Pootle for translation

Okay, looking into this. A definite and actual issue here is if “rescan project files” is called on a large project, it will take a LOOOOOOOOOONG time to complete - maybe 10 minutes for the pali canon (but that depends on PC speed of course). During this time pootle will be at least partially unresponsive. Restarting pootle or the computer will not achieve anything, it will just continue rescanning after restarting, until it has finished. It will then respond normally again.

So for a large project, consider “rescan project files” a bit of a nuclear option.

What seems to work fine, is uploading only the modified po file, and choose the “Overwrite the current file if it exists” option. This seems to work instantly and perfectly. Note you can upload a po files, or a zip of po files. Uploading the po file directly from ~/pootle/po/... is fine.

In principle it should be possible to implemented the ability to modify the msgid directly from pootle, but bearing in mind this goes rather against the intended usecase of pootle, and modifying pootle is always a bit of a case of going down the rabbit hole because it’s always like javascript ajax > django > pootle library > translate toolkit library. I can probably do this though, especially if you anticipate regularly wishing to edit the pali.

That’s great, thanks.

I’m not sure what this means, and it doesn’t seem to do anything.
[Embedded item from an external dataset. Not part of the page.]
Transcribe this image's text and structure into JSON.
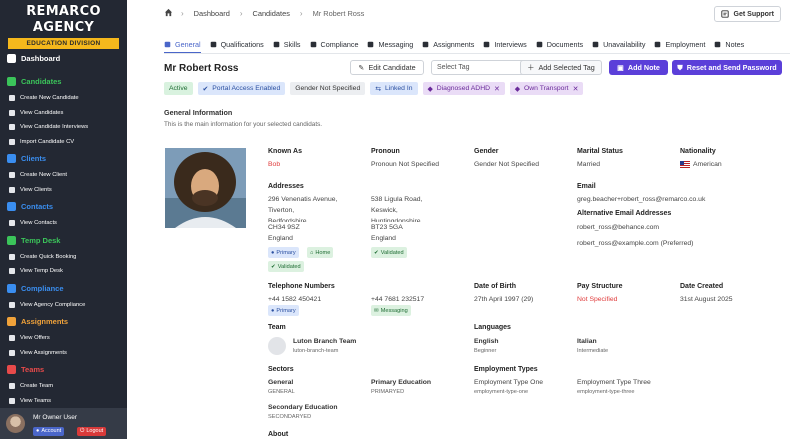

The only other one that I have been looking for is “Copy the contents from the original language”, which is supposed to be Alt+Down, but doesn’t work.

Okay, seeing changes now.

Where? Presumably in the SC folder?

Okay, I’ll try this, and we’ll see how often it comes up. If it’s only occasional, then this should be good enough.

One minor issue with sc-html2po that I just came across. Occasionally the Pali text has constructions like:

(Etadaggavaggo niṭṭhito.)

The script puts the ) in the next segment, by itself.

Yeah, the Pali Lookup is really a part of the SuttaCentral server, Pootle just hooks into it. The SuttaCentral server is responsible for loading all the data into Elasticsearch.

I’ve added this function. It is bound to alt+down, and also ctrl+b. Linux can be finicky around binding alt key, also Ubuntu likes to intercept alt, at the moment I have my compose key set to right alt, and that causes it to be intercepted before reaching javascript - left alt is both intercepted by ubuntu (brings up “type a command”) and by javascript so it does technically work. Anyway that’s why I set it to ctrl+b as well.

Changes are pushed, do the patch process as usual.

Fixed and pushed. The fix is that trailing punctuation after a segment break is now kept with the segment.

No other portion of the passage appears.